Lorsqu'un professionnel est témoin de maltraitances, a-t-il l'obligation de signaler les situations ? La réponse dépend de plusieurs facteurs, notamment s'il est soumis ou non au secret professionnel.

Définition de la maltraitance

La maltraitance vise tout geste, parole, action ou défaut d'action compromettant ou portant atteinte au développement d'une personne en situation de vulnérabilité, à ses droits, à ses besoins fondamentaux ou à sa santé, lorsque cette atteinte « intervient dans une relation de confiance, de dépendance, de soin ou d'accompagnement ».

Les situations de maltraitance peuvent être « ponctuelles ou durables, intentionnelles ou non ». Leur origine « peut être individuelle, collective ou institutionnelle ».

« Les violences et les négligences peuvent revêtir des formes multiples et associées au sein de ces situations » (article L. 119-1 du code de l'action sociale et des familles – CASF).

Repérage des situations à risque

Afin d’outiller les professionnels, la Haute Autorité de santé (HAS) a élaboré deux guides pour mieux repérer les situations à risque de maltraitance et accompagner les victimes adultes.

Le premier document s’adresse aux professionnels intervenant à domicile.
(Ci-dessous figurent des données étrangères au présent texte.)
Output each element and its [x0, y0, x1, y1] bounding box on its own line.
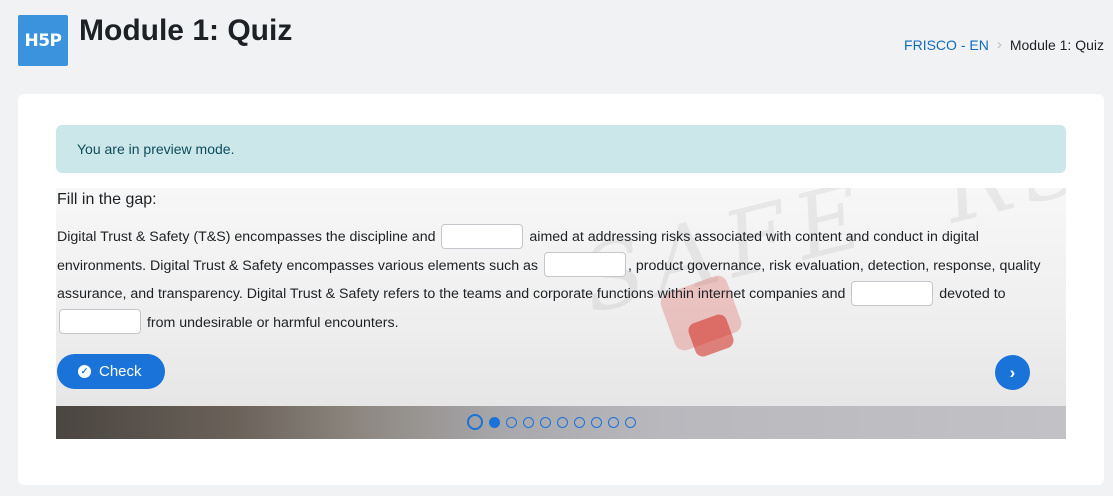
breadcrumb-current: Module 1: Quiz: [1009, 36, 1104, 53]
progress-dot[interactable]: [608, 416, 619, 428]
page-title: Module 1: Quiz: [79, 14, 293, 47]
progress-dot[interactable]: [506, 416, 517, 428]
chevron-right-icon: ›: [1009, 362, 1016, 382]
question-segment: devoted to: [939, 286, 1006, 302]
progress-dot[interactable]: [467, 414, 483, 430]
gap-input-3[interactable]: [851, 280, 934, 306]
progress-dot[interactable]: [574, 416, 585, 428]
gap-input-2[interactable]: [543, 252, 626, 278]
alert-text: You are in preview mode.: [77, 141, 235, 157]
progress-dots: [467, 414, 636, 430]
gap-input-4[interactable]: [59, 309, 141, 335]
h5p-logo: H5P: [18, 15, 68, 66]
question-content: Fill in the gap: Digital Trust & Safety …: [56, 188, 1066, 406]
gap-input-1[interactable]: [441, 223, 524, 249]
question-segment: from undesirable or harmful encounters.: [146, 314, 399, 331]
question-title: Fill in the gap:: [57, 191, 157, 208]
progress-dot[interactable]: [625, 416, 636, 428]
preview-mode-alert: You are in preview mode.: [56, 125, 1066, 173]
progress-dot[interactable]: [591, 416, 602, 428]
check-button-label: Check: [99, 363, 142, 380]
progress-dot[interactable]: [540, 416, 551, 428]
next-question-button[interactable]: ›: [995, 355, 1030, 390]
main-card: You are in preview mode. SAFE RS Fill in…: [18, 94, 1104, 485]
breadcrumb: FRISCO - EN › Module 1: Quiz: [904, 36, 1104, 53]
check-icon: ✓: [78, 365, 91, 378]
chevron-right-icon: ›: [996, 36, 1002, 53]
progress-dot[interactable]: [523, 416, 534, 428]
progress-dot[interactable]: [557, 416, 568, 428]
breadcrumb-link-course[interactable]: FRISCO - EN: [904, 37, 989, 53]
question-segment: Digital Trust & Safety (T&S) encompasses…: [57, 229, 436, 245]
question-text: Digital Trust & Safety (T&S) encompasses…: [57, 223, 1057, 337]
progress-dot[interactable]: [489, 416, 500, 428]
check-button[interactable]: ✓ Check: [57, 354, 165, 389]
page-header: H5P Module 1: Quiz FRISCO - EN › Module …: [0, 0, 1113, 80]
h5p-activity: SAFE RS Fill in the gap: Digital Trust &…: [56, 188, 1066, 439]
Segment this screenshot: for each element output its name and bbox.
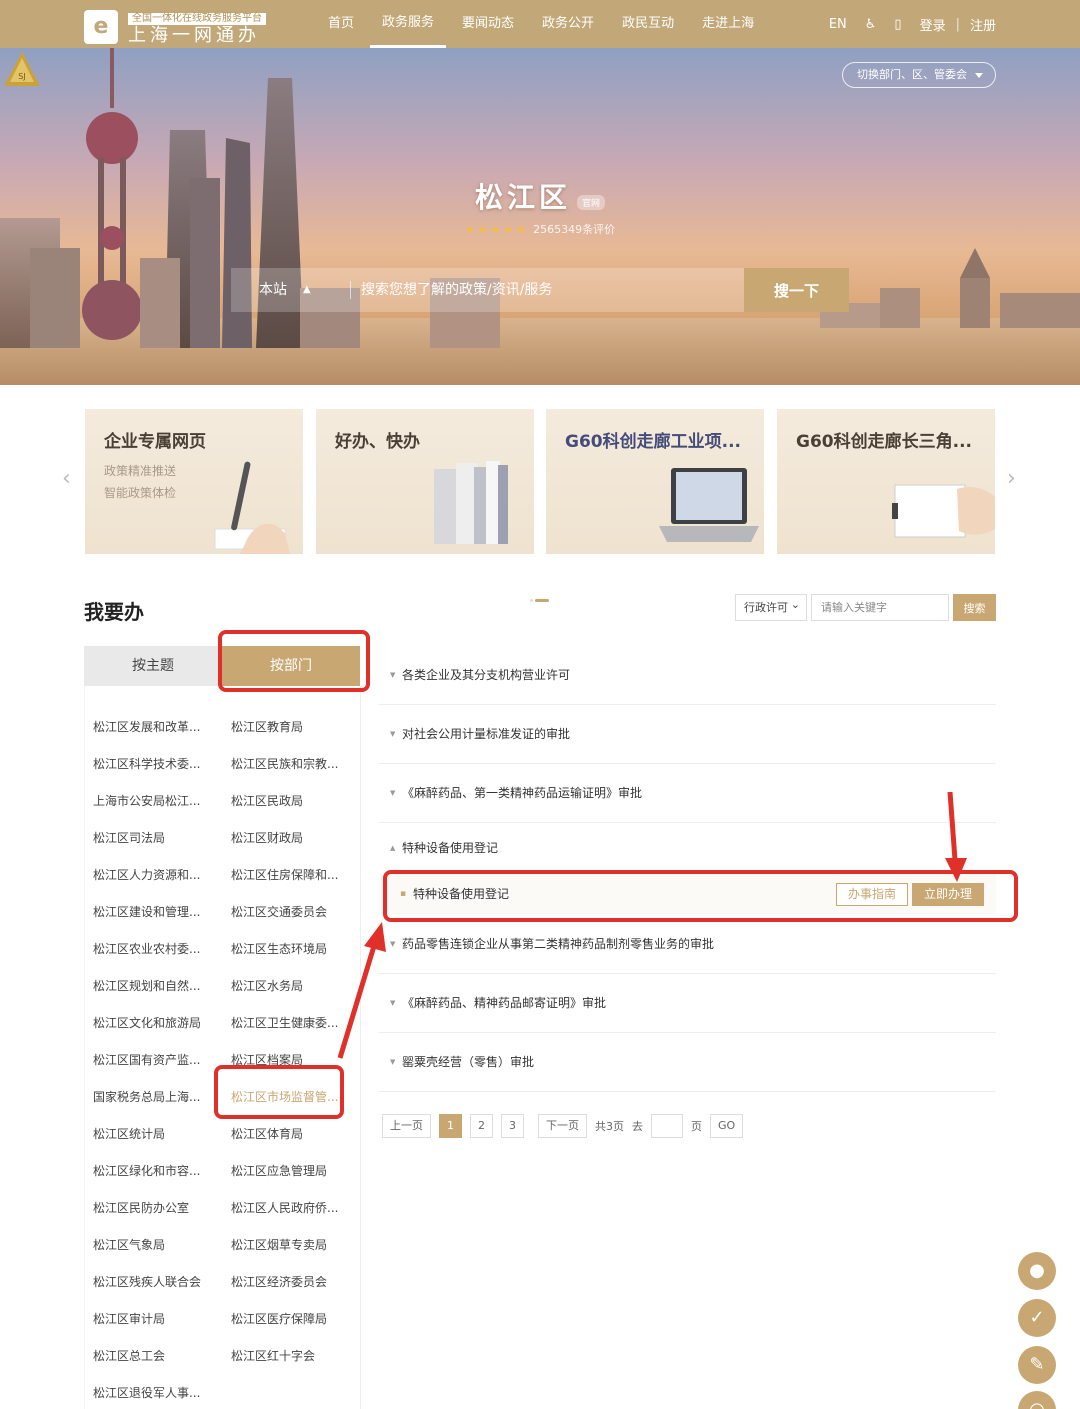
edit-note-icon[interactable]: ✎: [1018, 1346, 1056, 1384]
annotation-arrows: [337, 791, 967, 1059]
user-center-icon[interactable]: ●: [1018, 1252, 1056, 1290]
calendar-check-icon[interactable]: ✓: [1018, 1299, 1056, 1337]
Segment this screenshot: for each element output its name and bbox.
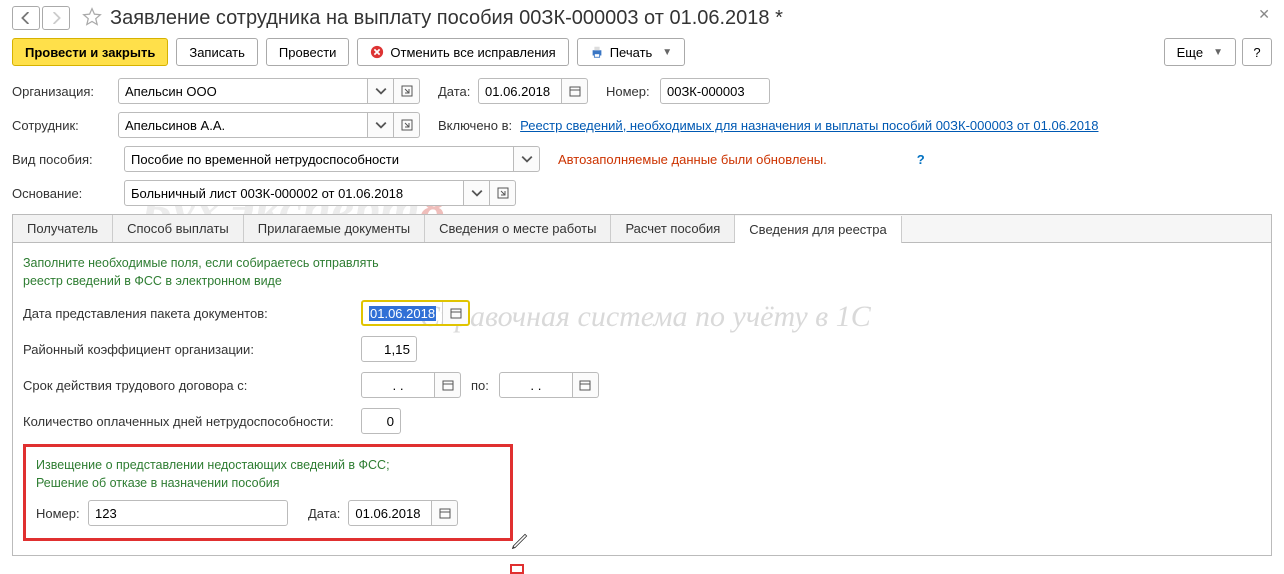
tab-content: Заполните необходимые поля, если собирае… [12,242,1272,556]
auto-update-warning: Автозаполняемые данные были обновлены. [558,152,827,167]
tab-registry-info[interactable]: Сведения для реестра [735,216,901,243]
notice-date-label: Дата: [308,506,340,521]
doc-date-label: Дата представления пакета документов: [23,306,361,321]
date-input[interactable] [478,78,562,104]
chevron-down-icon: ▼ [662,47,672,58]
contract-from-input[interactable] [361,372,435,398]
date-label: Дата: [438,84,478,99]
help-button[interactable]: ? [1242,38,1272,66]
org-input[interactable] [118,78,368,104]
tab-recipient[interactable]: Получатель [13,215,113,242]
employee-input[interactable] [118,112,368,138]
printer-icon [590,45,604,59]
paid-days-label: Количество оплаченных дней нетрудоспособ… [23,414,361,429]
cancel-icon [370,45,384,59]
notice-line2: Решение об отказе в назначении пособия [36,475,500,493]
included-label: Включено в: [438,118,512,133]
tab-payment-method[interactable]: Способ выплаты [113,215,244,242]
tabs-bar: Получатель Способ выплаты Прилагаемые до… [12,214,1272,242]
calendar-button[interactable] [432,500,458,526]
calendar-button[interactable] [562,78,588,104]
favorite-star-icon[interactable] [82,7,102,30]
close-icon[interactable]: ✕ [1258,6,1270,23]
notice-line1: Извещение о представлении недостающих св… [36,457,500,475]
calendar-button[interactable] [435,372,461,398]
tab-workplace-info[interactable]: Сведения о месте работы [425,215,611,242]
dropdown-button[interactable] [368,112,394,138]
notice-num-input[interactable] [88,500,288,526]
help-icon[interactable]: ? [917,152,925,167]
nav-back-button[interactable] [12,6,40,30]
notice-date-input[interactable] [348,500,432,526]
open-button[interactable] [490,180,516,206]
contract-to-label: по: [471,378,489,393]
contract-to-input[interactable] [499,372,573,398]
cancel-corrections-button[interactable]: Отменить все исправления [357,38,568,66]
doc-date-input[interactable]: 01.06.2018 [363,302,442,324]
pencil-cursor-icon [510,531,530,554]
dropdown-button[interactable] [368,78,394,104]
post-button[interactable]: Провести [266,38,350,66]
contract-label: Срок действия трудового договора с: [23,378,361,393]
coef-input[interactable] [361,336,417,362]
save-button[interactable]: Записать [176,38,258,66]
print-button[interactable]: Печать ▼ [577,38,686,66]
employee-label: Сотрудник: [12,118,118,133]
benefit-type-label: Вид пособия: [12,152,124,167]
chevron-down-icon: ▼ [1213,47,1223,58]
calendar-button[interactable] [573,372,599,398]
notice-num-label: Номер: [36,506,88,521]
calendar-button[interactable] [442,302,468,324]
number-input[interactable] [660,78,770,104]
dropdown-button[interactable] [464,180,490,206]
basis-label: Основание: [12,186,124,201]
coef-label: Районный коэффициент организации: [23,342,361,357]
org-label: Организация: [12,84,118,99]
dropdown-button[interactable] [514,146,540,172]
included-link[interactable]: Реестр сведений, необходимых для назначе… [520,118,1098,133]
open-button[interactable] [394,78,420,104]
fill-hint: Заполните необходимые поля, если собирае… [23,255,1261,290]
open-button[interactable] [394,112,420,138]
notice-block: Извещение о представлении недостающих св… [23,444,513,541]
benefit-type-input[interactable] [124,146,514,172]
page-title: Заявление сотрудника на выплату пособия … [110,7,783,30]
number-label: Номер: [606,84,660,99]
post-and-close-button[interactable]: Провести и закрыть [12,38,168,66]
red-marker-icon [510,564,524,574]
tab-attached-docs[interactable]: Прилагаемые документы [244,215,425,242]
basis-input[interactable] [124,180,464,206]
paid-days-input[interactable] [361,408,401,434]
tab-calculation[interactable]: Расчет пособия [611,215,735,242]
more-button[interactable]: Еще ▼ [1164,38,1236,66]
nav-forward-button[interactable] [42,6,70,30]
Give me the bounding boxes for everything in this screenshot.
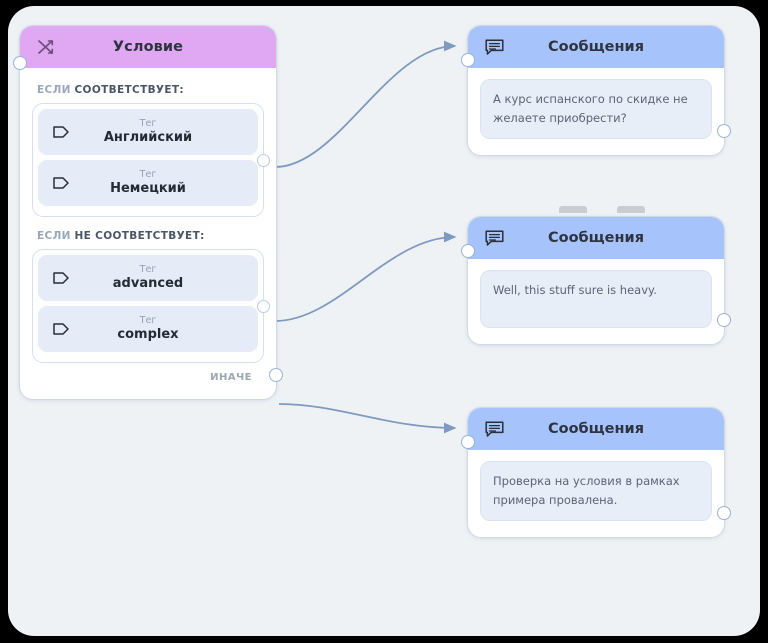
msg-1-input[interactable]	[461, 53, 475, 67]
msg-2-input[interactable]	[461, 244, 475, 258]
hidden-control-tab	[559, 206, 587, 213]
tag-item[interactable]: Тег Английский	[38, 109, 258, 155]
msg-3-output[interactable]	[717, 505, 731, 520]
edge-else	[278, 403, 457, 434]
tag-item[interactable]: Тег Немецкий	[38, 160, 258, 206]
tag-item[interactable]: Тег advanced	[38, 255, 258, 301]
tag-value: Немецкий	[110, 181, 186, 197]
branch-label-match: ЕСЛИ СООТВЕТСТВУЕТ:	[37, 84, 264, 96]
else-label: ИНАЧЕ	[210, 372, 252, 383]
tag-kind-label: Тег	[139, 264, 157, 276]
condition-input-port[interactable]	[13, 56, 27, 70]
condition-node[interactable]: Условие ЕСЛИ СООТВЕТСТВУЕТ: Тег Английск…	[13, 25, 283, 400]
branch-title: НЕ СООТВЕТСТВУЕТ:	[74, 230, 205, 242]
message-icon	[484, 228, 505, 249]
condition-node-title: Условие	[112, 39, 184, 55]
condition-node-body: ЕСЛИ СООТВЕТСТВУЕТ: Тег Английский Тег Н…	[20, 68, 276, 399]
message-node[interactable]: Сообщения Проверка на условия в рамках п…	[461, 407, 731, 538]
message-node-body: Well, this stuff sure is heavy.	[468, 259, 724, 344]
branch-title: СООТВЕТСТВУЕТ:	[74, 84, 184, 96]
tag-kind-label: Тег	[139, 118, 157, 130]
tag-value: advanced	[112, 276, 184, 292]
branch-label-nomatch: ЕСЛИ НЕ СООТВЕТСТВУЕТ:	[37, 230, 264, 242]
message-node-title: Сообщения	[547, 421, 645, 437]
branch-prefix: ЕСЛИ	[37, 84, 71, 96]
tag-group-nomatch[interactable]: Тег advanced Тег complex	[32, 249, 270, 363]
tag-kind-label: Тег	[139, 315, 157, 327]
msg-3-input[interactable]	[461, 435, 475, 449]
tag-value: complex	[117, 327, 179, 343]
message-node-title: Сообщения	[547, 39, 645, 55]
tag-icon	[52, 269, 70, 287]
shuffle-branch-icon	[36, 37, 56, 57]
message-node-header[interactable]: Сообщения	[468, 408, 724, 450]
message-icon	[484, 37, 505, 58]
message-node[interactable]: Сообщения Well, this stuff sure is heavy…	[461, 216, 731, 345]
message-text[interactable]: Проверка на условия в рамках примера про…	[480, 461, 712, 521]
flow-canvas[interactable]: Условие ЕСЛИ СООТВЕТСТВУЕТ: Тег Английск…	[8, 6, 760, 636]
msg-2-output[interactable]	[717, 313, 731, 327]
tag-icon	[52, 123, 70, 141]
else-branch-row: ИНАЧЕ	[32, 367, 264, 393]
condition-output-else[interactable]	[269, 368, 283, 382]
message-node-body: А курс испанского по скидке не желаете п…	[468, 68, 724, 155]
message-node[interactable]: Сообщения А курс испанского по скидке не…	[461, 25, 731, 156]
tag-value: Английский	[103, 130, 193, 146]
tag-icon	[52, 174, 70, 192]
hidden-control-tab	[617, 206, 645, 213]
message-node-header[interactable]: Сообщения	[468, 26, 724, 68]
message-text[interactable]: Well, this stuff sure is heavy.	[480, 270, 712, 328]
condition-output-nomatch[interactable]	[257, 299, 270, 313]
edge-match	[274, 40, 457, 168]
message-node-body: Проверка на условия в рамках примера про…	[468, 450, 724, 537]
condition-node-header[interactable]: Условие	[20, 26, 276, 68]
edge-nomatch	[274, 231, 457, 322]
branch-prefix: ЕСЛИ	[37, 230, 71, 242]
message-node-title: Сообщения	[547, 230, 645, 246]
tag-group-match[interactable]: Тег Английский Тег Немецкий	[32, 103, 270, 217]
tag-icon	[52, 320, 70, 338]
msg-1-output[interactable]	[717, 123, 731, 138]
message-node-header[interactable]: Сообщения	[468, 217, 724, 259]
tag-kind-label: Тег	[139, 169, 157, 181]
tag-item[interactable]: Тег complex	[38, 306, 258, 352]
message-icon	[484, 419, 505, 440]
condition-output-match[interactable]	[257, 153, 270, 167]
message-text[interactable]: А курс испанского по скидке не желаете п…	[480, 79, 712, 139]
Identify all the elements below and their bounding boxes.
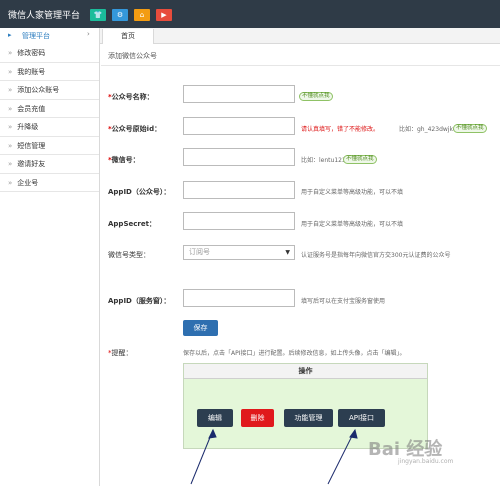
arrow-icon [327, 428, 358, 485]
arrow-icon [190, 428, 217, 485]
annotation-arrows [190, 428, 358, 485]
watermark-url: jingyan.baidu.com [398, 458, 454, 465]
Le second est commun aux secteurs social, médico-social et sanitaire.

La HAS propose notamment des « grilles » permettant d’identifier des signaux d’alerte (changement soudain de comportement, dégradation subite de l’état de santé, plainte…).

Elle rappelle en outre la conduite à adopter face à des situations de maltraitance intrafamiliale ou en établissement.

Professionnels soumis au secret professionnel

Signalement et secret professionnel

En principe, les personnes soumises au secret professionnel ne peuvent pas révéler les informations à caractère secret dont elles ont connaissance, au risque d’être punies d’un an de prison et de 15 000 € d’amende (article 226-13 du code pénal).

Toutefois, cette sanction n'est pas applicable dans les cas où la loi autorise, voire impose, la révélation du secret, en particulier en cas de maltraitance (article 226-14 du code pénal).

Les professionnels visés par le secret professionnel

Sont soumis au secret professionnel tous les professionnels du secteur social et médico-social intervenant auprès d'une personne, le personnel des établissements et services sociaux et médico-sociaux auprès desquels l'intéressé est pris en charge, ainsi que toute autre personne en relation, de par ses activités, avec ces établissements ou organismes (article L. 1110-4 du code de la santé publique).

Ainsi, si certains professionnels ne sont pas tenus au secret par leur profession (éducateurs, psychologues…), ils peuvent y être tout de même astreints par la circonstance qu'ils interviennent dans la prise en charge de l'usager.

En outre, divers textes légaux ou réglementaires soumettent certains personnels du champ de l'action sociale au secret professionnel, soit en raison de leur profession, soit en raison de leur fonction ou de leur mission, tels que les assistants de service social, les infirmiers, les membres des commissions des droits et de l'autonomie des personnes handicapées (CDAPH), etc.

Les agents publics sont également tenus au secret professionnel (article L. 121-6 du code général de la fonction publique).

Pour plus de détails sur les personnes tenues au secret professionnel, nos lecteurs pourront se reporter à l’étude « Secret professionnel et partage d’informations » du Dictionnaire permanent Action sociale de Lefebvre Dalloz.

Levée du secret professionnel

Les personnes soumises au secret professionnel « peuvent signaler les faits constitutifs d’une maltraitance en application de l’article 226-14 du code pénal », précise la loi Bien vieillir.